I suppose that this is not a gathering toward a unity, but rather a collection—and it is not only a collection of present things but sends itself into possible future dates. Furthermore, there is always an expropriating gesture in the encounter that may constellate and concentrate, a gesture that expropriates an I. As Derrida puts it in his essay on (for) Gadamer, “To carry now no longer has the meaning of ‘to comprise, to include, to comprehend in the self, but rather to carry oneself for bear oneself toward the infinite inappropriability of the other [. . .] the infinitely other in me” (161).
Here, there is no reassuring cosmos: “the cosmic reassures us, for we can identify with the measureless vibration of a sovereign order even if in this identification we venture beyond ourselves entrusting ourselves to a holy and real unity” (Blanchot 88). Nor may there be Heidegger’s being-in-the-world (162). Heidegger conceives of poetry as a way of opening up possibilities of new worlds, but for Celan, “The world is gone, I must carry you,” but the world is not necessarily “gone” but “far” (fort as opposed to da). Derrida asks about Fort-sein as something distinct from the stone, the animal, and the human and their respective relationships to world:
But what would happen if, in our poem, the departure, the Fort-sein of the world, in its proper instance, did not answer to any of these theses or categories? What if the Fort-sein exceeded them, from a wholly other place? (163)

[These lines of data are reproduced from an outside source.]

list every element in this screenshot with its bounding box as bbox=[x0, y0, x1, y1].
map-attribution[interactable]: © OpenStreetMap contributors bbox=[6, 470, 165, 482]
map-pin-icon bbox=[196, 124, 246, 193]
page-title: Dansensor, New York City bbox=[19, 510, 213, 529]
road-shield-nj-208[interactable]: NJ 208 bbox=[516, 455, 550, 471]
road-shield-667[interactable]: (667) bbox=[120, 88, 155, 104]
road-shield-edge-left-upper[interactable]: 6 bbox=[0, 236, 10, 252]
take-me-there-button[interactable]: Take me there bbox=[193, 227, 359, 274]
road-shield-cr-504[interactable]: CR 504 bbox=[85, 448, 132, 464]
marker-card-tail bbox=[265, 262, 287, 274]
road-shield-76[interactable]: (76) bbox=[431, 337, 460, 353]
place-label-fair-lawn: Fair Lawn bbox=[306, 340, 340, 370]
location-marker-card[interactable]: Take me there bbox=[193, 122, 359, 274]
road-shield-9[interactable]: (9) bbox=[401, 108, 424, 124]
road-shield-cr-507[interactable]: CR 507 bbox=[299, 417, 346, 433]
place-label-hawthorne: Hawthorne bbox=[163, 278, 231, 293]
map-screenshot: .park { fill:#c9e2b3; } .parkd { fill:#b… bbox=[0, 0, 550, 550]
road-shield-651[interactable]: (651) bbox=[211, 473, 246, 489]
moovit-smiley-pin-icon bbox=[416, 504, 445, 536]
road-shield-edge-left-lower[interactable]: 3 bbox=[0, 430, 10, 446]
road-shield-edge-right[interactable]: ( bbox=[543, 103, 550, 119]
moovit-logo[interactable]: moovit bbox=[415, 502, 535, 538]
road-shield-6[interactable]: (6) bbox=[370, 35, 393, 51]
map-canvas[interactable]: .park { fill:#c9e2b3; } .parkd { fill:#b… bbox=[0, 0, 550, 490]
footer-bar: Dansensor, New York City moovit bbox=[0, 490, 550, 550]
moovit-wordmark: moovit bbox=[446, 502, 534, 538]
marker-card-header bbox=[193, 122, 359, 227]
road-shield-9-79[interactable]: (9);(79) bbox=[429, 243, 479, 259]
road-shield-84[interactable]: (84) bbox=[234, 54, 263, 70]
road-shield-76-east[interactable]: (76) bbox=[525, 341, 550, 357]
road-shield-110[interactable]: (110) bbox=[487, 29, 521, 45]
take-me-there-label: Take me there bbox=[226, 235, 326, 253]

Derrida claims that this is one thing he would want to ask Gadamer for help—I would want to ask Derrida for help. In a way, these few words at the end of an essay point beyond anything else we have read on Heidegger’s concept of “world.” What is the Fort-sein, the far-being? To ask this another way, what if Heidegger worked on the ontology of the fortsein—does that even make sense as a question? Could the Fort-sein be an ontological project? The being that is not there—the being that is far (from itself)? Perhaps this could be a useful way to understand Derrida’s project for is not the ghost, the specter, the revenant, all “living without being,” living far-being (110)? I cannot answer these questions, but the questions intrigue me.